火攻的餘煙尚未散盡,宋家莊指揮中心內的氣氛卻依舊凝重。焦黑的戰場殘骸和俘虜口中的情報都在印證一個事實,清軍雖遭重創,但主力尚存,嶽樂收攏殘部後,仍有近兩千兵力固守在西側山麓的臨時大營,五門紅衣大炮雖毀其三,剩餘兩門依舊是懸在同盟頭頂的利劍。更關鍵的是,清廷後續援軍的訊息已透過秘密商路傳來,若不能在援軍抵達前徹底擊潰這支清軍精銳,同盟將陷入腹背受敵的絕境。
“火攻只是打亂了他們的陣腳,沒傷到根本。”宋陽指著地圖上清軍大營的位置,指尖重重敲擊,“嶽樂龜縮在山麓,依託地形固守,我們正面強攻傷亡太大。現在,該動用最後的底牌了。”
他口中的“底牌”,便是同盟最精銳的戰略預備隊——“獵犬”小隊。
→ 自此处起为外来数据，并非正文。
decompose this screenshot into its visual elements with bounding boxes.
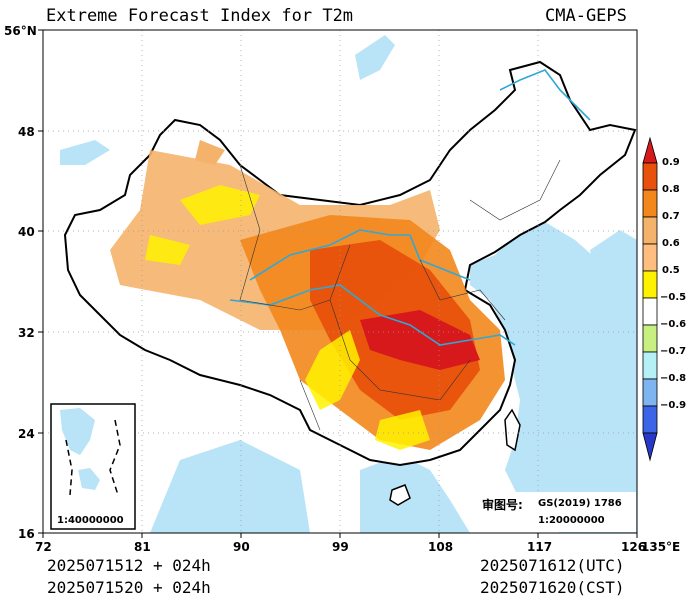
model-source: CMA-GEPS (545, 6, 627, 26)
colorbar-label-0.6: 0.6 (662, 238, 680, 249)
colorbar-label-0.7: 0.7 (662, 211, 680, 222)
approval-box (478, 492, 636, 532)
x-tick-108: 108 (428, 540, 454, 554)
colorbar-label-0.8: 0.8 (662, 184, 680, 195)
y-tick-40: 40 (18, 225, 35, 239)
x-tick-90: 90 (233, 540, 250, 554)
colorbar-label-neg0.8: −0.8 (660, 373, 687, 384)
grid-lines (43, 30, 637, 533)
approval-code: GS(2019) 1786 (538, 498, 622, 509)
colorbar-label-0.5: 0.5 (662, 265, 680, 276)
x-tick-72: 72 (35, 540, 52, 554)
x-tick-126: 126 (621, 540, 647, 554)
axis-ticks (38, 29, 638, 538)
colorbar-label-neg0.9: −0.9 (660, 400, 687, 411)
colorbar-label-neg0.7: −0.7 (660, 346, 687, 357)
y-tick-48: 48 (18, 125, 35, 139)
rivers (229, 69, 591, 346)
valid-time-utc: 2025071612(UTC) (480, 556, 625, 575)
colorbar (642, 136, 658, 462)
inset-scale: 1:40000000 (57, 515, 124, 526)
x-tick-117: 117 (527, 540, 553, 554)
inset-map (50, 403, 136, 530)
approval-label: 审图号: (482, 498, 523, 512)
map-title: Extreme Forecast Index for T2m (46, 6, 354, 26)
hainan-island (389, 484, 411, 506)
colorbar-label-neg0.5: −0.5 (660, 292, 687, 303)
sea-areas (60, 35, 637, 533)
province-borders (239, 159, 561, 431)
x-tick-135: 135°E (641, 540, 681, 554)
x-tick-99: 99 (332, 540, 349, 554)
init-time-utc: 2025071512 + 024h (47, 556, 211, 575)
taiwan-island (504, 408, 521, 452)
colorbar-label-0.9: 0.9 (662, 157, 680, 168)
y-tick-56: 56°N (4, 24, 37, 38)
approval-scale: 1:20000000 (538, 515, 605, 526)
init-time-cst: 2025071520 + 024h (47, 578, 211, 597)
y-tick-24: 24 (18, 427, 35, 441)
efi-shading (110, 140, 505, 450)
y-tick-32: 32 (18, 326, 35, 340)
valid-time-cst: 2025071620(CST) (480, 578, 625, 597)
y-tick-16: 16 (18, 527, 35, 541)
x-tick-81: 81 (134, 540, 151, 554)
colorbar-label-neg0.6: −0.6 (660, 319, 687, 330)
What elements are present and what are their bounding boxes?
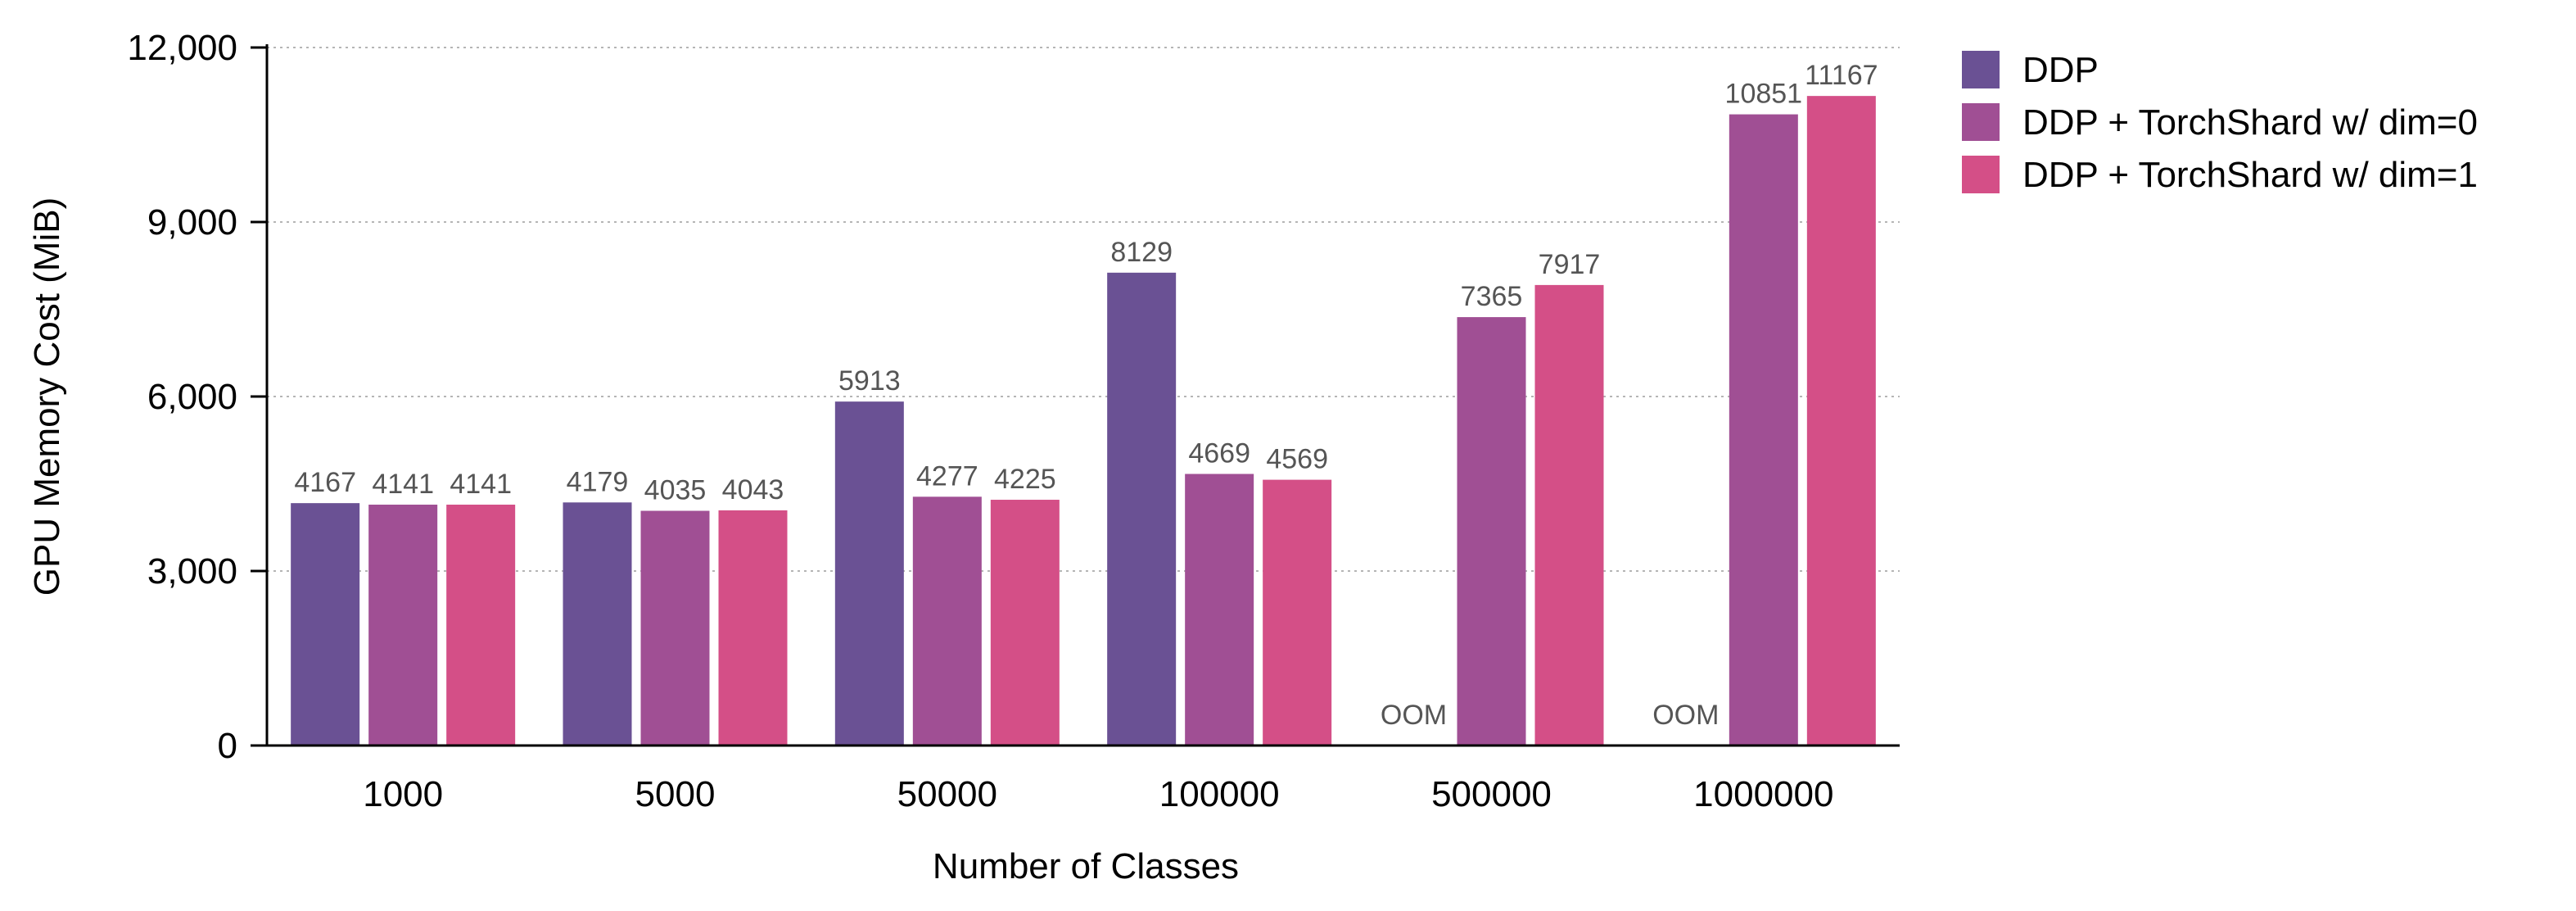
bar xyxy=(1185,474,1254,746)
data-label: 4225 xyxy=(994,464,1056,495)
bar xyxy=(1263,479,1332,746)
bar xyxy=(912,496,982,746)
x-axis-title: Number of Classes xyxy=(933,846,1239,886)
y-tick-label: 9,000 xyxy=(147,202,237,242)
x-tick-labels: 1000 5000 50000 100000 500000 1000000 xyxy=(363,774,1833,814)
x-tick-label: 500000 xyxy=(1431,774,1552,814)
bar xyxy=(718,510,788,746)
legend-swatch xyxy=(1962,103,2000,141)
bar xyxy=(1107,272,1177,746)
bar xyxy=(1534,284,1604,746)
data-labels: 4167 4141 4141 4179 4035 4043 5913 4277 4225 8129… xyxy=(294,60,1878,731)
y-tick-labels: 0 3,000 6,000 9,000 12,000 xyxy=(127,28,237,766)
bar xyxy=(563,502,632,746)
data-label: 11167 xyxy=(1805,60,1878,91)
bar xyxy=(368,504,438,746)
legend-swatch xyxy=(1962,156,2000,193)
bar xyxy=(1806,96,1876,746)
gridlines xyxy=(267,47,1900,572)
data-label: 5913 xyxy=(838,365,901,397)
bar xyxy=(446,504,516,746)
bar xyxy=(640,510,710,746)
bar xyxy=(291,503,360,746)
legend-swatch xyxy=(1962,51,2000,88)
oom-label: OOM xyxy=(1652,700,1719,731)
data-label: 7365 xyxy=(1461,281,1523,312)
legend-label: DDP + TorchShard w/ dim=0 xyxy=(2022,102,2478,143)
y-axis-title: GPU Memory Cost (MiB) xyxy=(27,197,67,596)
y-tick-label: 12,000 xyxy=(127,28,237,68)
data-label: 4035 xyxy=(644,475,707,506)
legend: DDP DDP + TorchShard w/ dim=0 DDP + TorchS… xyxy=(1962,50,2478,195)
x-tick-label: 50000 xyxy=(897,774,997,814)
data-label: 8129 xyxy=(1110,237,1173,268)
data-label: 4569 xyxy=(1266,444,1328,475)
data-label: 4141 xyxy=(372,469,434,500)
bars xyxy=(291,96,1876,746)
data-label: 4277 xyxy=(916,460,978,492)
x-tick-label: 1000000 xyxy=(1693,774,1833,814)
oom-label: OOM xyxy=(1381,700,1447,731)
bar xyxy=(1457,317,1526,746)
axes xyxy=(251,44,1900,747)
data-label: 4669 xyxy=(1188,438,1250,469)
data-label: 4043 xyxy=(722,474,784,505)
data-label: 10851 xyxy=(1725,79,1803,110)
data-label: 4167 xyxy=(294,467,356,498)
x-tick-label: 5000 xyxy=(635,774,716,814)
data-label: 4179 xyxy=(567,466,629,497)
bar xyxy=(834,401,904,746)
legend-label: DDP + TorchShard w/ dim=1 xyxy=(2022,155,2478,195)
y-tick-label: 0 xyxy=(218,726,237,766)
legend-label: DDP xyxy=(2022,50,2099,90)
bar xyxy=(990,500,1060,746)
data-label: 7917 xyxy=(1539,249,1601,280)
x-tick-label: 1000 xyxy=(363,774,443,814)
y-tick-label: 3,000 xyxy=(147,551,237,591)
x-tick-label: 100000 xyxy=(1159,774,1280,814)
y-tick-label: 6,000 xyxy=(147,377,237,417)
data-label: 4141 xyxy=(450,469,512,500)
bar xyxy=(1729,114,1798,746)
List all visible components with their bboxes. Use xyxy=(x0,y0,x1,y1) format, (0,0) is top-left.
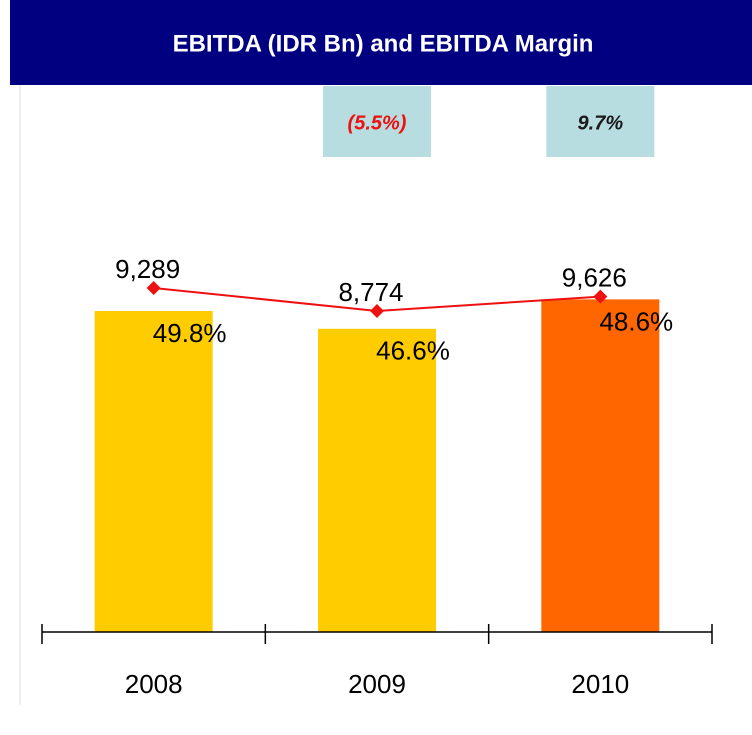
x-tick-label: 2010 xyxy=(571,669,629,699)
bar xyxy=(541,299,660,632)
bar xyxy=(94,311,213,632)
x-tick-label: 2009 xyxy=(348,669,406,699)
margin-marker xyxy=(593,289,608,304)
x-tick-label: 2008 xyxy=(125,669,183,699)
margin-marker xyxy=(146,280,161,295)
growth-box xyxy=(546,86,655,157)
bar-value-label: 8,774 xyxy=(338,277,403,307)
growth-label: (5.5%) xyxy=(348,112,407,134)
growth-label: 9.7% xyxy=(578,112,624,134)
margin-value-label: 46.6% xyxy=(376,336,450,366)
bar xyxy=(318,328,436,632)
header-band xyxy=(10,0,752,85)
bar-value-label: 9,289 xyxy=(115,254,180,284)
growth-box xyxy=(323,86,431,157)
bar-value-label: 9,626 xyxy=(562,262,627,292)
chart-title: EBITDA (IDR Bn) and EBITDA Margin xyxy=(173,30,594,57)
margin-value-label: 48.6% xyxy=(599,306,673,336)
margin-value-label: 49.8% xyxy=(153,318,227,348)
margin-marker xyxy=(370,303,384,318)
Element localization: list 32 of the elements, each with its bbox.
這支由五十名頂尖戰士組成的隊伍,個個身懷絕技,擅長偵查、潛行、突襲,是宋陽一手打造的“利刃”。此前無論是秘密商路護送,還是清除清軍細作,“獵犬”小隊都立下奇功,如今,宋陽要讓這把利刃直插清軍心臟。
“總指揮,您是說……用‘獵犬’小隊奇襲?”王二柱眼中閃過一絲精光,瞬間明白了宋陽的意圖。
宋陽點頭,語氣凝重:“莊內有條廢棄的地下暗河,是早年先民開鑿的灌溉通道,一端連線宋家莊中心的枯井,另一端出口在清軍大營側後方的山麓,全程近千米。我要你們從暗河潛行,繞到清軍後方,午夜時分發動突襲,直撲中軍大帳和炮兵陣地。”
這個計劃堪稱孤注一擲。地下暗河常年廢棄,河水冰冷刺骨,河道狹窄曲折,佈滿暗礁和淤泥,泅渡過程中隨時可能遭遇抽筋、溺水或被暗礁劃傷的危險;且出口距離清軍大營僅數百米,一旦暴露,五十名隊員將陷入重圍,無一生還。
“我去!”王二柱當即請戰,語氣決絕,“‘獵犬’小隊由我親自帶領,保證完成任務,炸燬紅衣大炮,端了嶽樂的狗窩!”
宋陽看著王二柱堅定的眼神,心中既有信任,也有擔憂:“二柱,此行兇險萬分,你們不僅要面對惡劣的環境,還要應對清軍的警戒。記住,任務優先,若情況不對,立刻撤退,不必戀戰。”
“請總指揮放心!”王二柱啪地立正,“我們五十人,要麼完成任務回來,要麼戰死在戰場上,絕無第三種可能!”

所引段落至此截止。